C++ Lambdas and Variadic Templated Wrappers

Question

I am trying to execute the following code in C++. The program converts a lambda with no capture to a function pointer.

#include <utility>

template <typename R, typename... Args>
R run(R (*func)(Args...), Args&&... args) {
        func(std::forward<Args>(args)...);
}

int main() {
        run([] (int x, int y) {
            return x + y;
        }, 100, 200);
        return 0;
}

However, when I compile it, I get the following error -

test.cc: In function ‘int main()’:
test.cc:11:20: error: no matching function for call to ‘run(main()::<lambda(int, int)>, int, int)’
         }, 100, 200);
                    ^
test.cc:11:20: note: candidate is:
test.cc:4:3: note: template<class R, class ... Args> R run(R (*)(Args ...), Args&& ...)
 R run(R (*func)(Args...), Args&&... args) {
   ^
test.cc:4:3: note:   template argument deduction/substitution failed:
test.cc:11:20: note:   mismatched types ‘R (*)(Args ...)’ and ‘main()::<lambda(int, int)>’
         }, 100, 200);
                    ^

As far as I am aware this is fine. I have also tried explicitly giving the template arguments in the call to run. That doesnt work either.

Any ideas?

Answer 1

A lambda is not a function pointer. It cannot be deduced as a function pointer. It is a closure.
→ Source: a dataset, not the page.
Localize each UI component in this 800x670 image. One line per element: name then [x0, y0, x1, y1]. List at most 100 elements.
However, if (and only if) it takes no capture, it can be explicitly converted to a function pointer via some sorcery:

    run(+[] (int x, int y) {
    //  ^^^
        return x + y;
    }, 100, 200);

That said, it'd be better to simply have run take an arbitrary callable:

template <typename F, typename... Args>
auto run(F func, Args&&... args) 
    -> decltype(func(std::forward<Args>(args)...)) // only for C++11
{ 
    return func(std::forward<Args>(args)...);
}